Thomas Cromwell should go to these places; he should bring back evidence of what he found—and Thomas Cromwell could always be relied upon to bring back the evidence that was expected of him—and if that evidence warranted the dissolution of these places, then dissolved they should be! A list of their valuables should Thomas bring back; it was said they had some fine treasures in their chests—jewels, works of art only suited to a king’s palace. This was a good plan; later he would talk with Cromwell.

From his palace he saw the smoke over London. This was done in the name of righteousness. The Anabaptists denied the divinity of Christ; they deserved to die.

In the courtyards of the palace men talked together in whispers. Something was afoot. The King was nervous today; there had been a time in the days of his youth when he had gone among his people unafraid, but now it was not so. If he stayed in a house, even for a night, he took a locksmith with him that new bolts might be put on the door of his sleeping apartment; he had the straw of his bed searched every night for hidden daggers.

“Now what?” he said, and leaning from his windows roared down to be told what fresh news was exciting them.

A little group of courtiers looked up at him in some alarm.

“There is some news. Hide it not!” he shouted.

“’Tis naught, Your Majesty, but that the head of Sir Thomas More is no longer on the bridge.”

“What!” cried the King, roaring, that none might guess his voice shook. “Who moved it then?”

There was no answer.

“Who moved it then?” he roared again.

“’Tis not known, Your Majesty . . . ’Tis but known that it is gone.”

He shut the window. His knees trembled; the whole of his great body shook. The head of More the martyr had been removed from the bridge, where it should have remained with the heads of other traitors. What means this? What meant it? A miracle, was it? There had been One who had risen from the dead; what if this man, More, were such another!

He could see the shrewd, kind face, did he but close his eyes; he could recall the humor, the mocking kindliness. He remembered the man so well; often had he walked in the Chelsea garden, his arm about the fellow’s neck. He remembered when he had written his book denouncing Luther, who had worked with him, whose lucid style, whose perfect Latin knowledge had largely made the book. And because he had had need to show this man he could not disobey his master, he had murdered him. True he had not wielded the axe; true he had not been the one to place the head among the heads of traitors; but he was the murderer nevertheless. His old friend More—the brightest light in his realm! He remembered how the man had walked with him and Katharine on the terraces of the palace, and talked of the stars, pointing them out to the royal pair, for he and Katharine had been interested in astronomy then. Now he was dead, he who had never wanted to sun himself in the brilliance of court life; who would have preferred to live quietly in the heart of his family with his books. He was dead; and his head had disappeared.

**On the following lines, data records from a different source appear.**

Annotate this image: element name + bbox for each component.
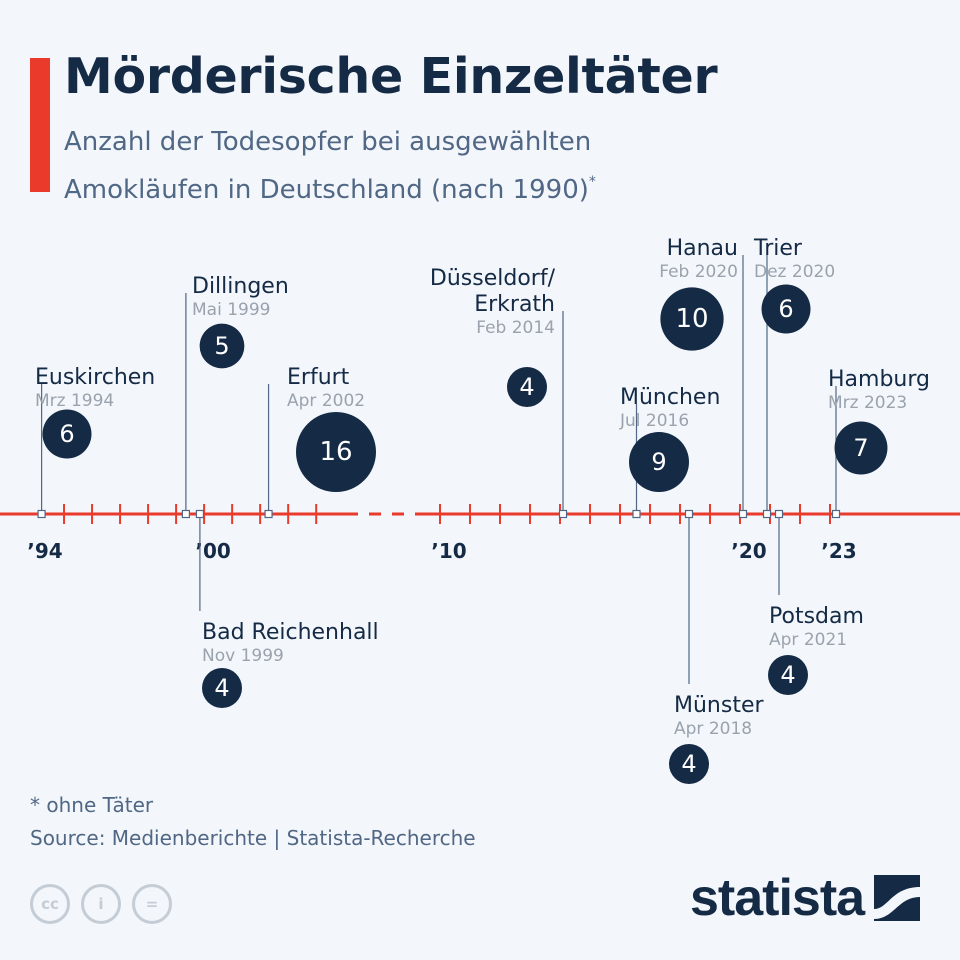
victims-bubble: [761, 284, 811, 334]
nd-icon[interactable]: =: [132, 884, 172, 924]
event-place-line: München: [620, 385, 720, 410]
victims-value: 4: [214, 674, 229, 702]
event-place: Hanau: [667, 236, 738, 261]
statista-logo-icon: [874, 875, 921, 921]
victims-bubble: [629, 432, 689, 492]
event-place: Hamburg: [828, 367, 930, 392]
brand-name: statista: [690, 869, 865, 927]
victims-value: 6: [59, 420, 74, 448]
event-place-line: Potsdam: [769, 604, 864, 629]
event-place-line: Erkrath: [474, 292, 555, 317]
event-marker: [762, 509, 772, 519]
victims-value: 4: [681, 750, 696, 778]
tick-label: ’94: [27, 539, 62, 563]
source-line: Source: Medienberichte | Statista-Recher…: [30, 826, 476, 850]
event-date: Feb 2014: [476, 318, 555, 338]
event-place: Münster: [674, 693, 764, 718]
event-marker: [632, 509, 641, 519]
event-place-line: Euskirchen: [35, 365, 155, 390]
subtitle-line-2: Amokläufen in Deutschland (nach 1990): [64, 175, 589, 205]
victims-bubble: [42, 409, 92, 459]
victims-bubble: [768, 655, 808, 695]
event-place-line: Hanau: [667, 236, 738, 261]
event-marker: [684, 509, 694, 519]
event-place: Trier: [753, 236, 803, 261]
event-date: Apr 2002: [287, 391, 365, 411]
page-title: Mörderische Einzeltäter: [64, 48, 718, 105]
victims-value: 4: [519, 373, 534, 401]
event-place: Dillingen: [192, 274, 289, 299]
event-place: Potsdam: [769, 604, 864, 629]
tick-label: ’23: [821, 539, 856, 563]
victims-value: 6: [778, 295, 793, 323]
event-place-line: Hamburg: [828, 367, 930, 392]
event-date: Dez 2020: [754, 262, 835, 282]
event-marker: [738, 509, 748, 519]
event-place: Düsseldorf/Erkrath: [430, 266, 556, 317]
footnote: * ohne Täter: [30, 793, 154, 817]
by-icon[interactable]: i: [81, 884, 121, 924]
event-marker: [558, 509, 568, 519]
event-place-line: Erfurt: [287, 365, 350, 390]
license-icons: cc i =: [30, 884, 172, 924]
event-marker: [181, 509, 191, 519]
event-marker: [831, 509, 841, 519]
victims-value: 16: [319, 437, 352, 467]
event-place-line: Münster: [674, 693, 764, 718]
subtitle-line-1: Anzahl der Todesopfer bei ausgewählten: [64, 127, 592, 157]
victims-value: 9: [651, 448, 666, 476]
victims-bubble: [202, 668, 242, 708]
event-place: München: [620, 385, 720, 410]
event-place: Erfurt: [287, 365, 350, 390]
victims-bubble: [507, 367, 547, 407]
victims-bubble: [660, 287, 724, 351]
event-place-line: Bad Reichenhall: [202, 620, 379, 645]
accent-bar: [30, 58, 50, 192]
tick-label: ’00: [195, 539, 230, 563]
event-marker: [774, 509, 784, 519]
tick-label: ’10: [431, 539, 466, 563]
brand-logo[interactable]: statista: [690, 868, 921, 928]
event-date: Apr 2021: [769, 630, 847, 650]
cc-icon[interactable]: cc: [30, 884, 70, 924]
victims-bubble: [669, 744, 709, 784]
event-place-line: Düsseldorf/: [430, 266, 556, 291]
victims-value: 4: [780, 661, 795, 689]
subtitle: Anzahl der Todesopfer bei ausgewählten A…: [64, 122, 764, 210]
event-date: Nov 1999: [202, 646, 284, 666]
event-date: Mrz 1994: [35, 391, 114, 411]
victims-value: 7: [853, 434, 868, 462]
event-place-line: Trier: [753, 236, 803, 261]
event-date: Jul 2016: [619, 411, 689, 431]
event-marker: [37, 509, 46, 519]
event-date: Apr 2018: [674, 719, 752, 739]
tick-label: ’20: [731, 539, 766, 563]
event-marker: [195, 509, 205, 519]
event-marker: [264, 509, 273, 519]
event-date: Mai 1999: [192, 300, 270, 320]
event-place-line: Dillingen: [192, 274, 289, 299]
victims-bubble: [296, 412, 376, 492]
victims-bubble: [199, 323, 245, 369]
victims-value: 10: [675, 304, 708, 334]
event-place: Euskirchen: [35, 365, 155, 390]
subtitle-mark: *: [588, 174, 596, 190]
victims-value: 5: [214, 332, 229, 360]
event-place: Bad Reichenhall: [202, 620, 379, 645]
event-date: Mrz 2023: [828, 393, 907, 413]
event-date: Feb 2020: [659, 262, 738, 282]
victims-bubble: [834, 421, 888, 475]
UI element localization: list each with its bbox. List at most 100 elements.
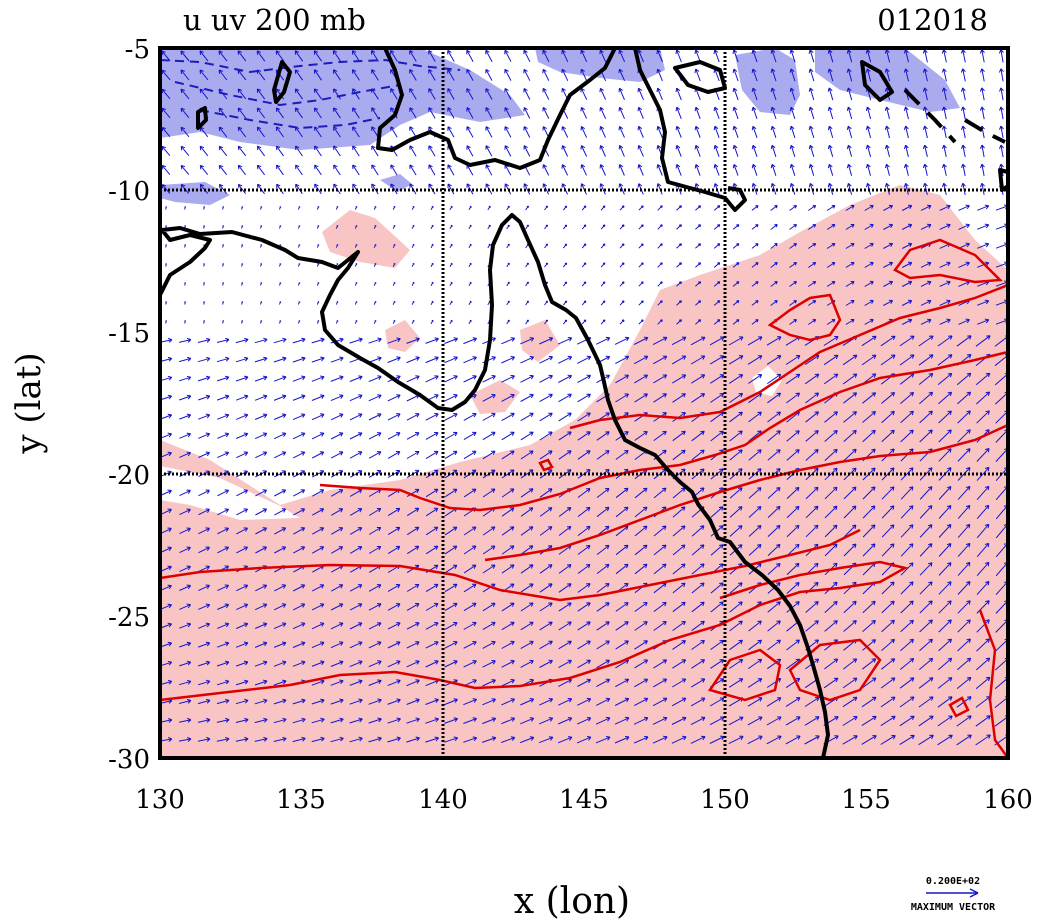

This might be a miracle, a sign!

Anne came in, saw that he was distressed, and was unusually soft and ready to comfort him.

“You have had some shock.”

He looked at her eagerly; she thought he had the air of a frightened boy who is afraid to be left in the dark.

“More’s head has gone from London Bridge!”

She was taken aback; she looked at him, wide-eyed; and they were drawn together in their fear.

“Anne,” he said groping for her hand, “what means this, thinkest thou?”

She took his hand and pressed it firmly; she forgot the miracle of the missing head, since the fear which had been with her night and day was evaporating. Henry needed her; at moments such as this, it was to her he turned; she had been too easily humiliated, too ready to show her humiliation. She had nothing to fear. She was the wife of a man who, having absolute power, would have his way, but a clever woman might manage him still. She could see her folly stretching right back to her coronation; she thought she saw why she had appeared to lose her power over him. Now here he was, trembling and afraid, superstitious in an age of superstition, lacking that courage which had made her the reckless creature she was.